(Semi)automated deployment with Git and services on Uberspace
Note: This script was created to run at the German hosting service Uberspace using Gitolite and daemontools. To run it on a different environment, it has to be adjusted slightly.
What does it do?
This script (a pimped Git "post-receive" hook) allows you to start an automated deployment of your application on each push to your Uberspace server.
It …
- stops any running instance of your app-service
- pulls a local copy of the current revision
- executes a customizable deployment script to update your dependencies
- logs the deployment to your service log
- and restarts the service
Pushing to different branches on the remote creates separate applications (with the master branch used for production), so you can easily set-up development and qa deployments for your application.
Prerequisites
- Configure Gitolite on your Uberspace account (German how-to)

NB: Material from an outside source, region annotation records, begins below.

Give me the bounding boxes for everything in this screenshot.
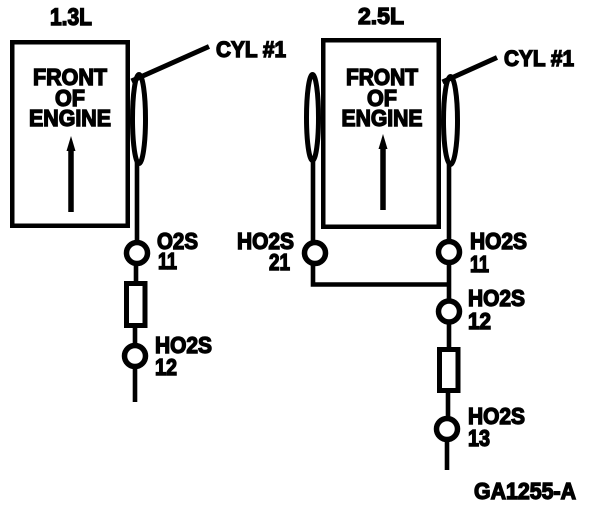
svg-text:ENGINE: ENGINE bbox=[29, 105, 111, 131]
svg-text:ENGINE: ENGINE bbox=[342, 105, 423, 131]
svg-text:12: 12 bbox=[155, 354, 177, 380]
svg-text:21: 21 bbox=[269, 249, 290, 275]
svg-text:1.3L: 1.3L bbox=[50, 4, 92, 31]
svg-text:12: 12 bbox=[468, 308, 491, 334]
svg-text:11: 11 bbox=[470, 251, 489, 277]
svg-text:CYL #1: CYL #1 bbox=[504, 46, 574, 71]
svg-text:GA1255-A: GA1255-A bbox=[474, 478, 576, 504]
svg-text:CYL #1: CYL #1 bbox=[216, 37, 286, 62]
svg-text:13: 13 bbox=[468, 425, 490, 451]
svg-text:2.5L: 2.5L bbox=[358, 3, 404, 29]
svg-text:11: 11 bbox=[158, 248, 177, 274]
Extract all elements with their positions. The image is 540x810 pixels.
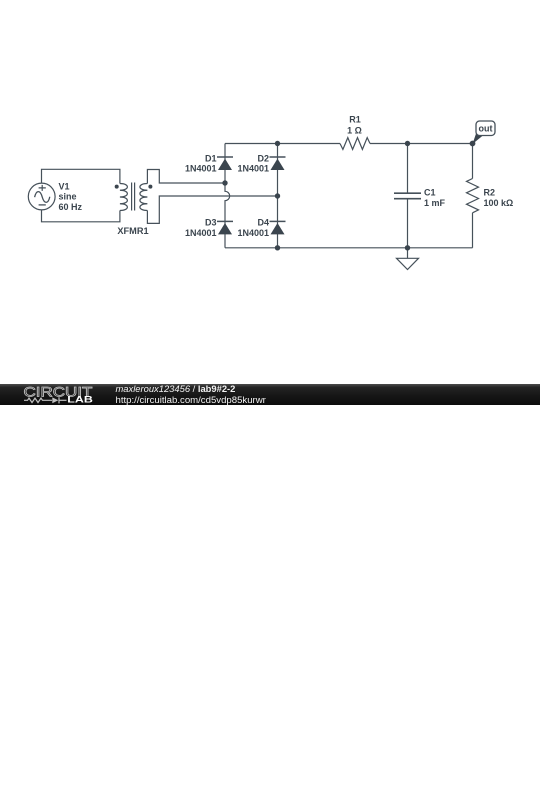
svg-text:1N4001: 1N4001 xyxy=(237,228,269,238)
svg-text:XFMR1: XFMR1 xyxy=(117,226,148,236)
diode D2 xyxy=(270,157,286,170)
label D1 1N4001 xyxy=(185,153,217,173)
diode D3 xyxy=(217,221,233,234)
diode D1 xyxy=(217,157,233,170)
wire top rail right of R1 xyxy=(370,143,473,145)
svg-text:100 kΩ: 100 kΩ xyxy=(484,198,514,208)
svg-text:R1: R1 xyxy=(349,114,361,124)
logo resistor-diode glyph xyxy=(24,397,67,403)
svg-text:LAB: LAB xyxy=(67,395,93,405)
diode D4 xyxy=(270,221,286,234)
primary phase dot xyxy=(115,185,119,189)
wire bridge left branch with hop xyxy=(225,144,230,248)
core lines xyxy=(132,183,135,211)
junction dots xyxy=(222,141,475,251)
svg-text:1N4001: 1N4001 xyxy=(185,228,217,238)
wire left loop top xyxy=(42,169,120,183)
wire bridge right branch xyxy=(277,144,279,248)
svg-text:C1: C1 xyxy=(424,188,436,198)
node out flag xyxy=(473,121,496,144)
svg-text:1N4001: 1N4001 xyxy=(237,164,269,174)
voltage source V1 xyxy=(28,183,55,210)
svg-text:D1: D1 xyxy=(205,153,217,163)
node out xyxy=(470,141,476,147)
footer bar xyxy=(0,384,540,405)
svg-text:D4: D4 xyxy=(257,218,269,228)
resistor R1 xyxy=(340,138,370,150)
svg-text:1N4001: 1N4001 xyxy=(185,164,217,174)
label C1 1 mF xyxy=(424,188,446,208)
wire secondary top lead to bridge xyxy=(147,170,225,184)
node bottom rail / D4 xyxy=(275,245,280,250)
node top rail / C1 xyxy=(405,141,410,146)
node D1/D3 secondary top xyxy=(222,180,227,185)
svg-text:D2: D2 xyxy=(257,153,269,163)
label D3 1N4001 xyxy=(185,218,217,238)
svg-text:maxleroux123456 / lab9#2-2: maxleroux123456 / lab9#2-2 xyxy=(116,383,236,394)
capacitor C1 xyxy=(394,144,421,248)
transformer XFMR1 xyxy=(115,183,153,211)
primary winding xyxy=(120,184,127,211)
wire bottom rail xyxy=(225,247,473,249)
wire secondary bottom lead to bridge xyxy=(147,196,277,223)
svg-text:out: out xyxy=(479,124,493,134)
svg-text:V1: V1 xyxy=(59,182,70,192)
node D2/D4 secondary bottom xyxy=(275,193,280,198)
wire top rail left of R1 xyxy=(225,143,340,145)
svg-text:sine: sine xyxy=(59,192,77,202)
svg-text:60 Hz: 60 Hz xyxy=(59,202,83,212)
label R2 100 kOhm xyxy=(484,188,514,208)
secondary phase dot xyxy=(148,185,152,189)
secondary winding xyxy=(140,184,148,211)
resistor R2 xyxy=(467,144,479,248)
svg-text:R2: R2 xyxy=(484,188,496,198)
node bottom rail / ground xyxy=(405,245,410,250)
label D2 1N4001 xyxy=(237,153,269,173)
svg-text:1 mF: 1 mF xyxy=(424,198,446,208)
ground xyxy=(397,248,419,270)
svg-text:1 Ω: 1 Ω xyxy=(347,125,362,135)
node top rail / D2 xyxy=(275,141,280,146)
wire left loop bottom xyxy=(42,210,120,222)
label R1 1 Ohm xyxy=(347,114,362,135)
svg-text:http://circuitlab.com/cd5vdp85: http://circuitlab.com/cd5vdp85kurwr xyxy=(116,395,267,405)
svg-text:D3: D3 xyxy=(205,218,217,228)
label V1 sine 60 Hz xyxy=(59,182,83,212)
label D4 1N4001 xyxy=(237,218,269,238)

- Create a new repository in your local Gitolite config (in
conf/gitolite.conf
) and push the update. - Either pull the new Git repository to your machine:
git clone ssh://<username>@<host>.uberspace.de/<yourrepo>.git
or add it as a new remote to an existing repositroy:
git remote add uberspace ssh://<username>@<host>.uberspace.de/<yourrepo>.git
Setup
Copy the contents of this repository to your remote host. There,
- Copy
post-receive
toyourrepo.git/hooks/post-receive
. The script makes a few assumptions that you can adjust to your liking:- The deployed applications will be in
~/apps
- The daemontools services will be in
~/service
- The deployed applications will be in
- Copy
dummy-service.js
to~/service/dummy-service.js
Now you can push for the first time to the new remote. If no service is found, the script will create a dummy service for you. Afterwards, you need to edit two files in the service directory:
deploy
: This script is executed on each subsequent deployment. You can define custom steps here like installing dependencies.run
: This will be called each time the service is started
When you're done setting everything up, call deploy
once to make your service ready for running, then svc -du <yourservice>
to actually start the service. This needs only to be done manually on the first set-up, all follow up deployments will execute these steps automatically.